Além disso, a morte também acalentava certos acontecimentos. Para Grethel, sacrificar o restante de seus dias para me manter a salvo foi necessário, pois assim ficaria tranquila e teve um fim melhor do que a fogueira por ser uma bruxa. 

Também era necessário para Serene morrer por mim para não sofrer mais com o fim que sua família teve. Apesar de amá-la com todas as minhas forças e perceber que ela também se sentia do mesmo jeito, ao menos agora estava livre daquilo que a atormentava. Independente de onde estivesse naquele momento, era certo que passaria a eternidade em paz e em um lugar muito melhor. Só esperava encontrá-la no mesmo plano quando minha hora chegasse.

Já meu pai, garantir que eu continuasse vivendo por ele foi necessário, vez que o próprio sempre ficava deprimido pela partida de minha mãe. Mesmo minha companhia não era suficiente para preencher o vazio em seu coração e nenhuma outra pessoa conseguiu cativá-lo para curar aquela ferida. Dessa forma, a morte eliminou aquela tristeza.

No fim das contas, de nada me adiantaria negar, rejeitar ou sentir desgosto da morte por tirar de mim pessoas importantes como aconteceu, pois era a única saída que tinham para não sofrerem com algo pior. Sempre fariam falta, mas nada poderia fazer para trazê-los de volta e o ideal era aceitar isso de uma vez. 

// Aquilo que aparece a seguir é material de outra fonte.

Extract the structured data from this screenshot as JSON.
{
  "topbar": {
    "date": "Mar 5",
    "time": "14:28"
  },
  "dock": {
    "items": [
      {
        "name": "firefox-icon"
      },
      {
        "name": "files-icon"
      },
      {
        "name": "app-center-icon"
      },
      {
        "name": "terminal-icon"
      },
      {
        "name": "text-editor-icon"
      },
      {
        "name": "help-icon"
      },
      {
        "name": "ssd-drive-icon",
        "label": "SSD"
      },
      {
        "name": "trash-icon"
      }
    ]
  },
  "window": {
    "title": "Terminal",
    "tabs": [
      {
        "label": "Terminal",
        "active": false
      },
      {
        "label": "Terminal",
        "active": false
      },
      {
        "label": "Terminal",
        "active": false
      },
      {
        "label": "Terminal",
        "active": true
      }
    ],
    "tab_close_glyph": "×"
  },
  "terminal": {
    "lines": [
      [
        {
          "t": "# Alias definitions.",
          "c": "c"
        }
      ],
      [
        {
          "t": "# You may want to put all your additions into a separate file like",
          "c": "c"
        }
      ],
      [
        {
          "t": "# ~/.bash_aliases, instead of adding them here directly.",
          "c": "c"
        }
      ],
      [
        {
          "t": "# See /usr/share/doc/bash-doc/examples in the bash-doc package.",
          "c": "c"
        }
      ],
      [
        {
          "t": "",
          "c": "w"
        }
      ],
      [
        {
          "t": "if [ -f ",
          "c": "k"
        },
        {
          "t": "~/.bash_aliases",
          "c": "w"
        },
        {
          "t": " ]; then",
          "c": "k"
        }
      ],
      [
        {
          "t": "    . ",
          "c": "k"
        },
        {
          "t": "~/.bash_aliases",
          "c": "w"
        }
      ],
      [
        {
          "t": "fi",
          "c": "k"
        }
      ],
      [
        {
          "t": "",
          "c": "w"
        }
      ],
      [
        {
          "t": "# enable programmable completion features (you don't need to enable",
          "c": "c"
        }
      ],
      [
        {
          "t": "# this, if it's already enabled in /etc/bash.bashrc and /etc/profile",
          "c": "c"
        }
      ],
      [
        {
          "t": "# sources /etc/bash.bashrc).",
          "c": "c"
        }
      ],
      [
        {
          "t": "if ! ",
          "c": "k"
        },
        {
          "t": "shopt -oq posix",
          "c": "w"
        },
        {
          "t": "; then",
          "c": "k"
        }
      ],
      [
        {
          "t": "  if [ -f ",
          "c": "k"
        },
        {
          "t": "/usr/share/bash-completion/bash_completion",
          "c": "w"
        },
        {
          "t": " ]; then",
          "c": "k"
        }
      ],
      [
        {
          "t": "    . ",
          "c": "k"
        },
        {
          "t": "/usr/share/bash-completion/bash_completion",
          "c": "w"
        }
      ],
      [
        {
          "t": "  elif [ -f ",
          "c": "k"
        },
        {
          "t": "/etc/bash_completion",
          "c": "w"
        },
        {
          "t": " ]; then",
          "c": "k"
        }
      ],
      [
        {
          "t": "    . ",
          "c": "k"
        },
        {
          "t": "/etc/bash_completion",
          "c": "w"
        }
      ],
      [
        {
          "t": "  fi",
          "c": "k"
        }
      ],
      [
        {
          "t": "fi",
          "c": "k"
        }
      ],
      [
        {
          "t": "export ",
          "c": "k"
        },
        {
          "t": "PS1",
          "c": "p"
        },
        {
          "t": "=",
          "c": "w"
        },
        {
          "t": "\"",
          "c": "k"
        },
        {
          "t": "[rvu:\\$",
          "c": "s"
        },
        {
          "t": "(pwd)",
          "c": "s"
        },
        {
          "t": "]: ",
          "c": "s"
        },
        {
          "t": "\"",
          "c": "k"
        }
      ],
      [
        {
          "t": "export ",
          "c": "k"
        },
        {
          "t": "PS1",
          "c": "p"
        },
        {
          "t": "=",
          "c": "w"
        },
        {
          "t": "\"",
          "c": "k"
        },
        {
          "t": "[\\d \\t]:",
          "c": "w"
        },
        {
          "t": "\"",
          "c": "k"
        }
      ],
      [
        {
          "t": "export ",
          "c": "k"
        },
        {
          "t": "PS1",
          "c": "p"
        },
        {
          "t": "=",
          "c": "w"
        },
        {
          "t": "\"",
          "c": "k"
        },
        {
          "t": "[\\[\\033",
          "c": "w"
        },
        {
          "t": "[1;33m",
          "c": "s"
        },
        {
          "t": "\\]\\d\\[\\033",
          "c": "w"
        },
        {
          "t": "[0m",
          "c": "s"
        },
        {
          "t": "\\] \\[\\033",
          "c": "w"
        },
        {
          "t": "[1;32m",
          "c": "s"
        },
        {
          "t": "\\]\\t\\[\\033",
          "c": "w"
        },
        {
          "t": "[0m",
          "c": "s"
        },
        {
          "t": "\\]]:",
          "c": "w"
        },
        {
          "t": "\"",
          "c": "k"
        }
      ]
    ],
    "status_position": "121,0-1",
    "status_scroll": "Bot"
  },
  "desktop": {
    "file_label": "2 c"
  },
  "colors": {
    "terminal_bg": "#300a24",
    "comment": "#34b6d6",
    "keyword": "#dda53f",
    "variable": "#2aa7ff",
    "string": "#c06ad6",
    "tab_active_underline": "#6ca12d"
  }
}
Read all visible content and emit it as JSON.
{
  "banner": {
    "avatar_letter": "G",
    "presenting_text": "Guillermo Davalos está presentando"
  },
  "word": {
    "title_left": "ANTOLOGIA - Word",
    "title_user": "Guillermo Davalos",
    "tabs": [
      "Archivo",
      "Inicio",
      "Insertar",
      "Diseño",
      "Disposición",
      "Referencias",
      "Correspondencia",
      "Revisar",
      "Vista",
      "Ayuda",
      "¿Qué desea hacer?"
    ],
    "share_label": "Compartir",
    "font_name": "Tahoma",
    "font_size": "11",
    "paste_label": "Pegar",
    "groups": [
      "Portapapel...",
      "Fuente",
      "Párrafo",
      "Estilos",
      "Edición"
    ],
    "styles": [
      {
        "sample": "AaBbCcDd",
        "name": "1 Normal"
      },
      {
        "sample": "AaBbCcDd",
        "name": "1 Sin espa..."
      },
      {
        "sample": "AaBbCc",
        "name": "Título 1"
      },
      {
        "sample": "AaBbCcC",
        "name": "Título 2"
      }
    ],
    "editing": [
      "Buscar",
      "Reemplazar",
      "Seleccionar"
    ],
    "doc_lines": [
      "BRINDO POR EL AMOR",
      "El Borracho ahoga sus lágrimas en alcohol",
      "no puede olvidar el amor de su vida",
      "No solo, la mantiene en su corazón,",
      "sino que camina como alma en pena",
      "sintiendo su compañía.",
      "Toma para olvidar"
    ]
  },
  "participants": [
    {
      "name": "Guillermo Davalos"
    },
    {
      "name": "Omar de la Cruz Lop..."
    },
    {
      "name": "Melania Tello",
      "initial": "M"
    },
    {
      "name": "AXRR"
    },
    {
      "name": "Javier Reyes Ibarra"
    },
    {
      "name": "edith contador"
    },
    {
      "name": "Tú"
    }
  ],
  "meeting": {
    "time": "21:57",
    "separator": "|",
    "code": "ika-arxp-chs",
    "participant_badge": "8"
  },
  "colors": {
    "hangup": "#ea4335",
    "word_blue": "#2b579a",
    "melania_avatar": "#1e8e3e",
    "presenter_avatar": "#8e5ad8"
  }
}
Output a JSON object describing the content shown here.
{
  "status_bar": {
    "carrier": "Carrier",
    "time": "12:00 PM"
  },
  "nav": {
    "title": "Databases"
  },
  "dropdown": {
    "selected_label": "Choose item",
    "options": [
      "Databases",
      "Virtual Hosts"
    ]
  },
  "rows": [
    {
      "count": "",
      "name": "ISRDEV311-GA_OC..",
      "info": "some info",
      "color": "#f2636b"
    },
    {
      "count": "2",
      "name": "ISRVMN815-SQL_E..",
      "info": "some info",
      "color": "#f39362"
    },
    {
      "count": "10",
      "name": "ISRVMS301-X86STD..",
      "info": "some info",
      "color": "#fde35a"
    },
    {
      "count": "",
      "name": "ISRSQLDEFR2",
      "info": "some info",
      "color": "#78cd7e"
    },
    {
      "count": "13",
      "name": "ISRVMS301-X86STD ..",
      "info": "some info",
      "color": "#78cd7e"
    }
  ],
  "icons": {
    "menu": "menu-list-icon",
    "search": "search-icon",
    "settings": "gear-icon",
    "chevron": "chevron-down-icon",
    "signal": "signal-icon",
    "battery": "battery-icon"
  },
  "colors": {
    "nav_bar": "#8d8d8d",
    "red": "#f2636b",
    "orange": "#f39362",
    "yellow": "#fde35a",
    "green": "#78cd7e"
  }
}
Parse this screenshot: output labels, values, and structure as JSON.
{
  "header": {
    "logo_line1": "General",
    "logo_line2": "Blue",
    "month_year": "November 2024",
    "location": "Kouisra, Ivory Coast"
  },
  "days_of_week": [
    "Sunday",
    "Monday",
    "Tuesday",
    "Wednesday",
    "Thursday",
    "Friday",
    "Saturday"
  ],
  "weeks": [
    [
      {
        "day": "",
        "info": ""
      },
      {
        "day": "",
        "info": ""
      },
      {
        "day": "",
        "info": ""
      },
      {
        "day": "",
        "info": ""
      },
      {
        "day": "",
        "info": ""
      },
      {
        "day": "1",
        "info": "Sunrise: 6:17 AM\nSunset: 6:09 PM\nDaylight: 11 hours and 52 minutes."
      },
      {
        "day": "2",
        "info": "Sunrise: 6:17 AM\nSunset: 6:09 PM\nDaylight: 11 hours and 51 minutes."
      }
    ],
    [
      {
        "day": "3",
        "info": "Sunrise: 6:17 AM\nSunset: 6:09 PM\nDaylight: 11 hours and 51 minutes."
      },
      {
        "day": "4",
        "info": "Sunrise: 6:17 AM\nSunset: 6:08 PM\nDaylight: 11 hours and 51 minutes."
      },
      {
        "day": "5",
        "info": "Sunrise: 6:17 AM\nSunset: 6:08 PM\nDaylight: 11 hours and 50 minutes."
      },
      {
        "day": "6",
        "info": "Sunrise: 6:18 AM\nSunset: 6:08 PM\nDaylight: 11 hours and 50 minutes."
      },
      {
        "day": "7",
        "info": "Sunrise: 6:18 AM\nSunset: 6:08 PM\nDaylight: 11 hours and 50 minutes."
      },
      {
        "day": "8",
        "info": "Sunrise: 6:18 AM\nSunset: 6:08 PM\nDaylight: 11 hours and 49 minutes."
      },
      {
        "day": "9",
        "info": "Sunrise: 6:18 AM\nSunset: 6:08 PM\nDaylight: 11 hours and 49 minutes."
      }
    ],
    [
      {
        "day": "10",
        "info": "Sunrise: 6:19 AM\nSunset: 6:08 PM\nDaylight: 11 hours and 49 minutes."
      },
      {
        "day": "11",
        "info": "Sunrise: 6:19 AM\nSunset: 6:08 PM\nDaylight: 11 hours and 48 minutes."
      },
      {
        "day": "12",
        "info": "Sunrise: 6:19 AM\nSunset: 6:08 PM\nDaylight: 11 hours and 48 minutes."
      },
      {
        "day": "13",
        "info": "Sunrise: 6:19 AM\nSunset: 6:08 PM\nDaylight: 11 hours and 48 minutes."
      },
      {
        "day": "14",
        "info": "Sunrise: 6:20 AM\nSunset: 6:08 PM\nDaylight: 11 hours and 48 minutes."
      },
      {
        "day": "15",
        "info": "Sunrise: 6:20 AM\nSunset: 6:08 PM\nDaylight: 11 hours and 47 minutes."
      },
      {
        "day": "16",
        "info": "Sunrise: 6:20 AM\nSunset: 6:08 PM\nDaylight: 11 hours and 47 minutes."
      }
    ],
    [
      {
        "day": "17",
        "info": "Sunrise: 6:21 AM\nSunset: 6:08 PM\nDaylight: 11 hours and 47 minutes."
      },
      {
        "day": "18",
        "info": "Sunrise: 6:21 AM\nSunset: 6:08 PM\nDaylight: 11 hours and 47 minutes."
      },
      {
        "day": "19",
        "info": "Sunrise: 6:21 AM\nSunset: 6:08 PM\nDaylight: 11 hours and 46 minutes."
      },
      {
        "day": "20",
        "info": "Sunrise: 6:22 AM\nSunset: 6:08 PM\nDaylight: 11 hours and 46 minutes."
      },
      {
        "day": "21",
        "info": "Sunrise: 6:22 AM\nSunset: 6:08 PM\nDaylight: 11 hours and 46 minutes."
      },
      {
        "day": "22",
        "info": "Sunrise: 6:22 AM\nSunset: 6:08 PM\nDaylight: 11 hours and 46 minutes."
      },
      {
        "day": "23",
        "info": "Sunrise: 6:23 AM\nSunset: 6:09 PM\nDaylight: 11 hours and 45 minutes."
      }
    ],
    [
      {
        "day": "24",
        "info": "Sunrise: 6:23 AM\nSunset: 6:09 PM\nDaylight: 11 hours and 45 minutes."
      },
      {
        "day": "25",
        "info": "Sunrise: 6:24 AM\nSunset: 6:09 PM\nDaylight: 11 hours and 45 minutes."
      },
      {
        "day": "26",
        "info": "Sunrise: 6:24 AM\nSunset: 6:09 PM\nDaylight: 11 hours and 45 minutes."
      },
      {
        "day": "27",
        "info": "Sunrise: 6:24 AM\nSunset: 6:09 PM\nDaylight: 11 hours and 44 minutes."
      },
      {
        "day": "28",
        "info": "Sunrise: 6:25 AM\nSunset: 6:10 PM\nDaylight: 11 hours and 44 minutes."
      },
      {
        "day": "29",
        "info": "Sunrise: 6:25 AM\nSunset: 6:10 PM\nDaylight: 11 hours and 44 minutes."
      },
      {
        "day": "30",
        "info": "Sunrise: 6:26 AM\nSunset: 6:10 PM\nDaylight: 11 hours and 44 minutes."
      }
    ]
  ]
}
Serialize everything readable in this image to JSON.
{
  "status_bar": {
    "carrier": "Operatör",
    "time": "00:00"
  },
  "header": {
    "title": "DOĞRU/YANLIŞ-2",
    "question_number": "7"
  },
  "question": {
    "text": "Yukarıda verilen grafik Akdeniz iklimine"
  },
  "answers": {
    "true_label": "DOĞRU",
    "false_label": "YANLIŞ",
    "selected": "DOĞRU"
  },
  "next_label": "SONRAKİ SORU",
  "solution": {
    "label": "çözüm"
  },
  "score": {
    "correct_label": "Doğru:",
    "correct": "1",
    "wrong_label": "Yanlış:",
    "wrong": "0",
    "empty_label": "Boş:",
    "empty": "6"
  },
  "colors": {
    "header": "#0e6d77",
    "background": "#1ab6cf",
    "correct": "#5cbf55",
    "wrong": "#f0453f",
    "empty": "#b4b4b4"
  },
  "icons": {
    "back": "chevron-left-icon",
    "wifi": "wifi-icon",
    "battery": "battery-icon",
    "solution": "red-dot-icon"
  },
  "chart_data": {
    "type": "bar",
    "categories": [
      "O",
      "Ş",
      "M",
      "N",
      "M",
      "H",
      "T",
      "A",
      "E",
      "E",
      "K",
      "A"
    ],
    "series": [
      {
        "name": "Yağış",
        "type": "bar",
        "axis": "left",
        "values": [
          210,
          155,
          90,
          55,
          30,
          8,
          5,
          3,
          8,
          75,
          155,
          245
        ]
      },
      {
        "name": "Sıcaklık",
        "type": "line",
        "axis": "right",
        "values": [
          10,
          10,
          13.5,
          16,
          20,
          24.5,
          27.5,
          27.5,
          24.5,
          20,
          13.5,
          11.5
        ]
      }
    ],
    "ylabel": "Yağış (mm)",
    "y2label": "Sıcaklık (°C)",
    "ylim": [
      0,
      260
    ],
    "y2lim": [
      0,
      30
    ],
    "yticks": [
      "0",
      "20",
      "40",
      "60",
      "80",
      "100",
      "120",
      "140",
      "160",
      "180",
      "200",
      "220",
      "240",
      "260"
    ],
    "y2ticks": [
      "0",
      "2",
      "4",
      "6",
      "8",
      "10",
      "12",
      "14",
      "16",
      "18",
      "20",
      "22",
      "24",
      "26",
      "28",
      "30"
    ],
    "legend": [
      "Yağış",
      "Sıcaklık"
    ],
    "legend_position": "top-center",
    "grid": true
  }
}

Deveria, portanto, honrar o sacrifício deles fazendo com que Lucios recuperasse seu poder, impedindo mais sofrimentos por parte de Brasjen. Meu desejo ainda era arrancar a cabeça daquele cardeal acima de qualquer coisa e sem dúvida nenhuma poderia fazê-lo, contudo não seria algo sensato. Nunca gostei de depender dos outros, mas boa parte da cidade estava a favor dele naquele momento. Caso tentasse matá-lo por conta, cedo ou tarde eu seria abatido como os outros corvos.

Ao voltar à realidade e digerir com calma todas as reflexões, notei que o céu estava anunciando o anoitecer e decidi ir até Serene mais uma vez. Não pude deixar de passar primeiro por Grethel e agradecer pela carta e pelo que fez por mim, pois nunca demonstrei nenhuma gratidão, apenas revolta. 

Quando finalmente cheguei até meu destino, não me importei em deitar ao relento ao lado da cova de minha amada e sentir ainda um aperto no peito, o qual me acompanharia pelo resto da vida.